Li Shanyou: Dunia Semakin Kompetitif, Kita Bisa Lebih Lambat, Lebih Dalam, Lebih ke Dalam
Menurut Li Shanyou, dunia berkembang semakin cepat, namun respons kita justru bisa lebih lambat, mendalam, dan terarah ke dalam. Artikel ini mengeksplorasi konsep "kemampuan mengetahui" sebagai prinsip pertama di era AI, yang melampaui sekadar pengetahuan.
Dia menganalisis evolusi pola pikir pengusaha: dari generasi internet PC yang bergantung pada pengalaman (tingkat pertama), hingga seperti Zhang Yiming yang sukses di era mobile dengan pemodelan logis dan rasional (tingkat kedua).
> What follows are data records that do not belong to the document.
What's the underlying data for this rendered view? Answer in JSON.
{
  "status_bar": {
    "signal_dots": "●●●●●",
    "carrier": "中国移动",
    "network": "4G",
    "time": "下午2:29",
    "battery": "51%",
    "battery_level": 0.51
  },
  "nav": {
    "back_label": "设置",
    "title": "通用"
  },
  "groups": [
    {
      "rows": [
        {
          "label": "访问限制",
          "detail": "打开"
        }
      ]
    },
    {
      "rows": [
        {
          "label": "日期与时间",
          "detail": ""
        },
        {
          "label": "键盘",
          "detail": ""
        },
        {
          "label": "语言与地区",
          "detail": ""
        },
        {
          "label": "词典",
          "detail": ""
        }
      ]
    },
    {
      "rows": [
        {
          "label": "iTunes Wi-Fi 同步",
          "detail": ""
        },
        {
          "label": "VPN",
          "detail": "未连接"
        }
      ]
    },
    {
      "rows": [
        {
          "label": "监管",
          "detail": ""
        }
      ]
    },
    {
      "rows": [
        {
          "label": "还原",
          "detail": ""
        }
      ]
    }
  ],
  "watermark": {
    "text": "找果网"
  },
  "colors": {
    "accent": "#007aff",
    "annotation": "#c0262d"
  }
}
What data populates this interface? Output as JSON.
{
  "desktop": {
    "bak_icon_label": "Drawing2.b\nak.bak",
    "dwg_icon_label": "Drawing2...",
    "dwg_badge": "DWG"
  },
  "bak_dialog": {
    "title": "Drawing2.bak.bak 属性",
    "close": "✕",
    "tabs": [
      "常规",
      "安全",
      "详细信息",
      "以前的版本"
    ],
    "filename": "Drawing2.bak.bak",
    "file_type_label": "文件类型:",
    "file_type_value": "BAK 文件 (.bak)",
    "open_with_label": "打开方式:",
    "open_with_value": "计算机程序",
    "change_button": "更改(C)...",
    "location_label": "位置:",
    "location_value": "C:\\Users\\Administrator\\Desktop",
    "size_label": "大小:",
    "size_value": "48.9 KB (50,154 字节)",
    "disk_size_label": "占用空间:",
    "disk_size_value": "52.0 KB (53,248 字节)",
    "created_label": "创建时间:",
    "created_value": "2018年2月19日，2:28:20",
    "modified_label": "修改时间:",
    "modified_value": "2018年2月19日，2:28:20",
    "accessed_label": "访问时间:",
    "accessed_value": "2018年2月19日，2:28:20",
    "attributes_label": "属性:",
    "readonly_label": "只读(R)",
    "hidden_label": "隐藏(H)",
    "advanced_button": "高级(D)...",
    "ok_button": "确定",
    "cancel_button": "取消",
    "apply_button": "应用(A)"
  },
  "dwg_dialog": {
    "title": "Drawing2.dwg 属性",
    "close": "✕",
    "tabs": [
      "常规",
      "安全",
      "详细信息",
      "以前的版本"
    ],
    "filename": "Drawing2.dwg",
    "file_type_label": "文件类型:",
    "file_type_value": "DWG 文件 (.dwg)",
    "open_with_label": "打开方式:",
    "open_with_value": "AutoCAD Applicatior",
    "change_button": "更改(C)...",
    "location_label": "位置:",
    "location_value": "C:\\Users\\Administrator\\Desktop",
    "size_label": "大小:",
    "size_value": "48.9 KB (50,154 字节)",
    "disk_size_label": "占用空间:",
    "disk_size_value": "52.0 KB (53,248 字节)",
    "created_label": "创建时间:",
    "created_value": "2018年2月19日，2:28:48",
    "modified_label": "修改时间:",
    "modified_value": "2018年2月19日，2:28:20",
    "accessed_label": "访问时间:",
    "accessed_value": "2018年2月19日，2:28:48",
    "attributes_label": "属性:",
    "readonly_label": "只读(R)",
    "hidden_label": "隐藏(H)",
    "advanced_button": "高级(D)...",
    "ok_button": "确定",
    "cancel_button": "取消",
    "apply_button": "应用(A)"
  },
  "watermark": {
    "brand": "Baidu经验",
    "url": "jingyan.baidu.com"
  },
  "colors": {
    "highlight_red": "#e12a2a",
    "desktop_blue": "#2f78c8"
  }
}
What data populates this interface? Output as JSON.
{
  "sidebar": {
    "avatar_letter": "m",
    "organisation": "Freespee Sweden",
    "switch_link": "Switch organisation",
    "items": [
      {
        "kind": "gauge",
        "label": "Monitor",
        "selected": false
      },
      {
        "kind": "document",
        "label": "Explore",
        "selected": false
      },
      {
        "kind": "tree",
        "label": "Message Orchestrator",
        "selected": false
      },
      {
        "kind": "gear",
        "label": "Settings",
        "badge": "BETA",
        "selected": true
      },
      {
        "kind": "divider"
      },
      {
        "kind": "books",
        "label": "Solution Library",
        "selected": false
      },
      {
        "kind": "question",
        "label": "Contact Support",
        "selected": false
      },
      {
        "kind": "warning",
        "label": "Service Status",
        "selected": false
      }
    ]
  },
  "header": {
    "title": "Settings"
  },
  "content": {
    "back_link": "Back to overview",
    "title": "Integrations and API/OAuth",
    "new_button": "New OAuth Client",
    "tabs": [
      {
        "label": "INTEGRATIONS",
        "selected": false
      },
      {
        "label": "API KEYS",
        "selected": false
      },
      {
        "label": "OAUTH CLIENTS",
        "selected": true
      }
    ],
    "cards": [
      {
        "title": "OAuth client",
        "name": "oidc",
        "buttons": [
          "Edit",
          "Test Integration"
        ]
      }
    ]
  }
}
Namun, di era AI, logika saja tidak cukup. Seseorang perlu melompat ke tingkat ketiga "kemampuan mengetahui" – tingkat ide atau kesadaran – seperti yang mungkin diwakili oleh visi inovatif Liang Wenfeng dari DeepSeek, yang mengejar terobosan asli melampaui logika komersial semata.
Bagi kebanyakan orang yang tidak berada di garis depan perubahan zaman, jalan alternatif adalah "Jalan Karya". Ini berarti berbalik ke dalam, menyatu dengan pekerjaan seseorang, dan mengasahnya dengan kualitas tertinggi ("quality" atau "良质"). Dengan fokus pada keunggulan dan ketulusan dalam tugas sekecil apa pun, seseorang dapat meningkatkan frekuensi kesadarannya dan berkontribusi pada dunia yang lebih baik. Intinya, di tengah dunia yang kompetitif, kita dapat memilih untuk lebih lambat, lebih dalam, dan lebih terhubung dengan diri sendiri melalui karya yang penuh makna.